The viewing point may be anywhere in the scene. A view matrix V positions and orients the camera from that arbitrary viewing point to the origin with the viewing direction down either the +z or -z axis.

Because most models are defined around the origin, most model matrices move from the origin to the scene location of a model. But view matrices move from the scene location of the viewer to the origin. These are inverses of each other, a common source of confusion.

Suppose you want to render from the viewpoint of the driver of a vehicle, moving the vehicle model and the viewpoint together. If A is the model matrix of the vehicle then A^{-1} is the corresponding view matrix (assuming the viewer is positioned at the origin of the vehicle’s coordinate space).

A projection matrix P changes z and w to provide perspective and scales x and y to control field of view and aspect ratio. We pick the signs in the matrix so that w>0 in the viewing direction.

We expect

  • P to change only if the screen is resized
  • V to change every frame in which the viewer moves
  • M to be different for each object in the scene

Assuming neither M nor V squishes or stretches things, every position \vec p and normal \vec n will be multiplied by both M and V. We can save some CPU-GPU communication and some per-vertex work by combining these into a model-view matrix (V \cdot M). The vertex shader will multiply every position and normal by this combined model-view matrix.

Positions will also be multiplied by P, but any lighting information, including normals and usually also positions, will not. Thus P will be supplied separately.

Thus we might expect something like the following

CPU setup routine:
    set P based on the field of view and aspect ratio
    send P to the GPU's projection uniform

CPU draw routine:
    set V from viewing position
    for each object:
        set mv as V * M
        send mv to the GPU's modelview uniform
        send the object's geometry data to the GPU

GPU vertex shader
    set output view_normal as modelview * input normal
    set output view_position as modelview * input position
    set gl_Position as projection * view_position

4 Categories of motion

The various types of matrix have types of motion that can generate by being changed each frame. Some of these have special names.
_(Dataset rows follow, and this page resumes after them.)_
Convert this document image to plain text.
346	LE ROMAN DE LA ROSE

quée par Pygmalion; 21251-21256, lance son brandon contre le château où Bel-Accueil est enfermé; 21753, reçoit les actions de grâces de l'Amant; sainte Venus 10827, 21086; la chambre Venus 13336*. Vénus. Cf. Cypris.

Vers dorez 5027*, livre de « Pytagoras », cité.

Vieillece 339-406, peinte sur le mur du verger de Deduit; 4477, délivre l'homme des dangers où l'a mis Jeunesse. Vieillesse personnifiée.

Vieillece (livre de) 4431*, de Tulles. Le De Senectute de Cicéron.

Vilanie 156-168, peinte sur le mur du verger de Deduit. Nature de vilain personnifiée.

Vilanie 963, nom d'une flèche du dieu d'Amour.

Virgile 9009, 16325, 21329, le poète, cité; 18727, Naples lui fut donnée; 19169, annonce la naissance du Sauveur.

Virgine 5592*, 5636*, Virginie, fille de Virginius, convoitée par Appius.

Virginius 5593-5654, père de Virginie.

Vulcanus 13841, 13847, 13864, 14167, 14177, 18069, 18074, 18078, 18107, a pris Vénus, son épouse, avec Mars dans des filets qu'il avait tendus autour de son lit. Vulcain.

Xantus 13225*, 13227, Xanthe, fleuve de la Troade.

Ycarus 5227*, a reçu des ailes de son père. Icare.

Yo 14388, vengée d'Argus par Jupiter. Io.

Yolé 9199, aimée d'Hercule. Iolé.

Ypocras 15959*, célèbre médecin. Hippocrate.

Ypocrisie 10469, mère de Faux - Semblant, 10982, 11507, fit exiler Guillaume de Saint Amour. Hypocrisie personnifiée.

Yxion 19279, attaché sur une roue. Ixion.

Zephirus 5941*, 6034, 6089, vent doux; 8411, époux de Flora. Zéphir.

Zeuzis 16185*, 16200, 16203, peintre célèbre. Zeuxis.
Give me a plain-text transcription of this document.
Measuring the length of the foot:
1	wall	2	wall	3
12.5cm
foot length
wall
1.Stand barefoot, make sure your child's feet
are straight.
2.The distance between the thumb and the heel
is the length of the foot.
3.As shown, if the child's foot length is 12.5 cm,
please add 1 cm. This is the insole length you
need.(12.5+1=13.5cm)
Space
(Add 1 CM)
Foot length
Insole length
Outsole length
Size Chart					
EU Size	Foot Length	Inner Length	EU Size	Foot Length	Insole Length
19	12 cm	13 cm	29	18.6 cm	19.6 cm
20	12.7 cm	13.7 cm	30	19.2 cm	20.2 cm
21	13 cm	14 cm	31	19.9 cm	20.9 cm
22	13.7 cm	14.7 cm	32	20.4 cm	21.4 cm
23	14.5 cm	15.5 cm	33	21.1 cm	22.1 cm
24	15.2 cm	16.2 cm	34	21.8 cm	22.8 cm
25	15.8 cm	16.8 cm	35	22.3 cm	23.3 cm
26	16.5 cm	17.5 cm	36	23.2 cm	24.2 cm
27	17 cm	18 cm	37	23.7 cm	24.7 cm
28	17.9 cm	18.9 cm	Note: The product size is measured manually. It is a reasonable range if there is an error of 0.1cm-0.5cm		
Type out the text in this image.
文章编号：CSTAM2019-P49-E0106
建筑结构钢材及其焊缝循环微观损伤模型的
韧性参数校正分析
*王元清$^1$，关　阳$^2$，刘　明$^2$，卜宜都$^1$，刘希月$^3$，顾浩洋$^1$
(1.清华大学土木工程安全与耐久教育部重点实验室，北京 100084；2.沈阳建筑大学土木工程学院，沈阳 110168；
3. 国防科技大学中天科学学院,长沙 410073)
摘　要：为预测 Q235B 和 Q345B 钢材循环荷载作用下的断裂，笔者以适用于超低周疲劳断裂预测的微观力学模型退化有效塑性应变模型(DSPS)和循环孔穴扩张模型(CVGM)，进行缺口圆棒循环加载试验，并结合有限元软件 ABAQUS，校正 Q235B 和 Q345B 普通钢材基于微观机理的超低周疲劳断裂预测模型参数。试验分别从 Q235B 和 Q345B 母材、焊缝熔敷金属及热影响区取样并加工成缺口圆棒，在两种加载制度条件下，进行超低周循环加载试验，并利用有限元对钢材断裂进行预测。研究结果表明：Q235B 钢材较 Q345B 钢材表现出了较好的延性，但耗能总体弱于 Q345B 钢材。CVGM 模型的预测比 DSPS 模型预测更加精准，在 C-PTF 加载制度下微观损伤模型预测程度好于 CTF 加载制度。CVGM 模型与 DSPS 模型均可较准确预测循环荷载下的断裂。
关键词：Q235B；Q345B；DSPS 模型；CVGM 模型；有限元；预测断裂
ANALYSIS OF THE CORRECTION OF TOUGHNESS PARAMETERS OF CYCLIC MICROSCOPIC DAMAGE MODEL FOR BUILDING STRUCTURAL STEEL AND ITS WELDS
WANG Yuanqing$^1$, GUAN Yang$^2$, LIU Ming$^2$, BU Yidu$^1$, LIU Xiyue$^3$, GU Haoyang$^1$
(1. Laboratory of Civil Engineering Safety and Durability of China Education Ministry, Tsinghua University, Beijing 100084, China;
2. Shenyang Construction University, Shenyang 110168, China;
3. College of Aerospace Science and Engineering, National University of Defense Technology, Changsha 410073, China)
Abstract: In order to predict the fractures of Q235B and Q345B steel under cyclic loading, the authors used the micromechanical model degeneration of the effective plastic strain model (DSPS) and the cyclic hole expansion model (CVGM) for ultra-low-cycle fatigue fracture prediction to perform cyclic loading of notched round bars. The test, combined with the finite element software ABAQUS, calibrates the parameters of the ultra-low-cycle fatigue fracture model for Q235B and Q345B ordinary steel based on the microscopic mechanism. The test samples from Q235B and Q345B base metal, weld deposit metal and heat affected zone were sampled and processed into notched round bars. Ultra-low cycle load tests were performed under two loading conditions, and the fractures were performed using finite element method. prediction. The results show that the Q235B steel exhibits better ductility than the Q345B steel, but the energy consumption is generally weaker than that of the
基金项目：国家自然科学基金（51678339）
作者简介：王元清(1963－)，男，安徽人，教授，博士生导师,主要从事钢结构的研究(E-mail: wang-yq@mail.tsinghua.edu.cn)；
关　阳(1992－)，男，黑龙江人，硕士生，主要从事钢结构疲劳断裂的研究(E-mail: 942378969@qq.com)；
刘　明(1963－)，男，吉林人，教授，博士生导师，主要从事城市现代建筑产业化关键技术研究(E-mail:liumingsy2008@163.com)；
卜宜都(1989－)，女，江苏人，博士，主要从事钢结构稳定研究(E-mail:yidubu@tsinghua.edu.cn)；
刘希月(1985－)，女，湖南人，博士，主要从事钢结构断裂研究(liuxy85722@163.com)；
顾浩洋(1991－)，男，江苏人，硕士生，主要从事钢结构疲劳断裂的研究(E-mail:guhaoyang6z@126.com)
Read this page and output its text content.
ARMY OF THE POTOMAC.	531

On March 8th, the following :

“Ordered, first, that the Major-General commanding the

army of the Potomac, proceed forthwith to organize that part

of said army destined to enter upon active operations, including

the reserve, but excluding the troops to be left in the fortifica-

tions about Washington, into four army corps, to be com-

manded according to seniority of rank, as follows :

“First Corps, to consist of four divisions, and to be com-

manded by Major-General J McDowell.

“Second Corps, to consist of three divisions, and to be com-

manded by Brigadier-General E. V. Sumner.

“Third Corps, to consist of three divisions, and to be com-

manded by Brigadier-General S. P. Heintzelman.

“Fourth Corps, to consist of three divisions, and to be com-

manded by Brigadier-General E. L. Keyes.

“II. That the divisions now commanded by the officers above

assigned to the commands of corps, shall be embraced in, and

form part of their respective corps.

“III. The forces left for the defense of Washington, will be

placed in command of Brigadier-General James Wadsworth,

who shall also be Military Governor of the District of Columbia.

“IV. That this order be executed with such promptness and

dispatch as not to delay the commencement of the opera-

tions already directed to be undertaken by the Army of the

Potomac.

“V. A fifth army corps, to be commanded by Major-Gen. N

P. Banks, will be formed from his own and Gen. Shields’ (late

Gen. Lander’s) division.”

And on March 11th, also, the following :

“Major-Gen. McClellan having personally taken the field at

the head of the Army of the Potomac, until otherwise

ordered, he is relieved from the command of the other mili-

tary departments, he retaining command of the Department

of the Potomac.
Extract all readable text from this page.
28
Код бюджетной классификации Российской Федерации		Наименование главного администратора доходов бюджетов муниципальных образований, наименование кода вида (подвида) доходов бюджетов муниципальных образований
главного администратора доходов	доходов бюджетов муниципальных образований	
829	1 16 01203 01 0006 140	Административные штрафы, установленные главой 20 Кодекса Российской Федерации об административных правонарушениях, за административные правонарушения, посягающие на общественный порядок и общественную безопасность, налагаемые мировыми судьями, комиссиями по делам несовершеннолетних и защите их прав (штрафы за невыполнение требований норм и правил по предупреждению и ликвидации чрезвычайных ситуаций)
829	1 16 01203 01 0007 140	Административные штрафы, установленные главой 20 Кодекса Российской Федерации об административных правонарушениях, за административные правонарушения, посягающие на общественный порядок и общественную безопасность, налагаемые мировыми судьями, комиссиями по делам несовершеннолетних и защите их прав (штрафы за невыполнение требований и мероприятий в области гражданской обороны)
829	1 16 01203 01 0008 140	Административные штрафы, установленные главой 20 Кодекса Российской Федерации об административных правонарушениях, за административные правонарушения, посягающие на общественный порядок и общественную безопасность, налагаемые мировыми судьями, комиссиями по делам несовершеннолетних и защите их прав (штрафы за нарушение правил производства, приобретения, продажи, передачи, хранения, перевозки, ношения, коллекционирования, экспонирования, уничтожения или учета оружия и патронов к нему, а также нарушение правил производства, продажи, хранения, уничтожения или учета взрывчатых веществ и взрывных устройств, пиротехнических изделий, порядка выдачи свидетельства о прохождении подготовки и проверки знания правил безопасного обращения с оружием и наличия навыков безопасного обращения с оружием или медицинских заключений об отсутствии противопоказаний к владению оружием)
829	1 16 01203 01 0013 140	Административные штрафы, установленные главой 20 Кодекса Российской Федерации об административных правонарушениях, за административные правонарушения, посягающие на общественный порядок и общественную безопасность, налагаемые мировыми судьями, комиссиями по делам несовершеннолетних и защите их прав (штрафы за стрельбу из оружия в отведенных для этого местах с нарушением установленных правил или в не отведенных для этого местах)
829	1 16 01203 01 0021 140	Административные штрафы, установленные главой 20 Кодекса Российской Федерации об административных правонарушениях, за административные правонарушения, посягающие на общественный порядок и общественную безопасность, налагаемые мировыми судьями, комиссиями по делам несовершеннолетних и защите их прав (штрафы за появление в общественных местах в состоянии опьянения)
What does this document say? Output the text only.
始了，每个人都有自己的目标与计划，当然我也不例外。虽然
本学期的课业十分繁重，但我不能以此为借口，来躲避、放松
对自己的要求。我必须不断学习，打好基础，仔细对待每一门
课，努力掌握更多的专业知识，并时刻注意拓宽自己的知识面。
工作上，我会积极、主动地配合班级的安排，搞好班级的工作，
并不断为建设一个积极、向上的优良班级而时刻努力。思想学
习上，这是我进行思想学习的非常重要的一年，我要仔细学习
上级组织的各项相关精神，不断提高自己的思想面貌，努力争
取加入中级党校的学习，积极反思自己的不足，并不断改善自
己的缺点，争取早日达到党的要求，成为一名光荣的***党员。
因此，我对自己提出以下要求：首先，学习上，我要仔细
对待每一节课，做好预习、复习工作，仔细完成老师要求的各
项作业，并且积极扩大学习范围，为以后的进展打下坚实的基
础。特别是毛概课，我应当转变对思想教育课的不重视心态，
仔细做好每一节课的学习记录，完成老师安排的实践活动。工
matrix Affine uniform Rigid Linear
straight
parallel
angles
size
origin

Any homogeneous matrix (translation + rotation + scaling + perspective) will keep straight lines straight.

An affine matrix (translation + rotation + scaling) will keep parallel lines parallel.

An affine matrix with uniform scaling (translation + rotation + same scaling in every axis) will keep angles between lines unchanged.

A rigid matrix (translation + rotation) is affine and will all lengths and sizes unchanged.

A linear matrix (rotation + scaling) is affine and will keep the origin (0,0,0) fixed.

 

There are various degenerate matrices that mess things up by setting something to zero:

  • If the bottom row is all 0s, the homogeneous matrix is degenerate and represents not points
  • If the top-left 3×3 submatrix is rank deficient, the matrix is degenerate and reduces all shapes to a point (rank 0), line (rank 1), or plane (rank 2)

It is common for algorithms and code to assume non-degenerate matrices.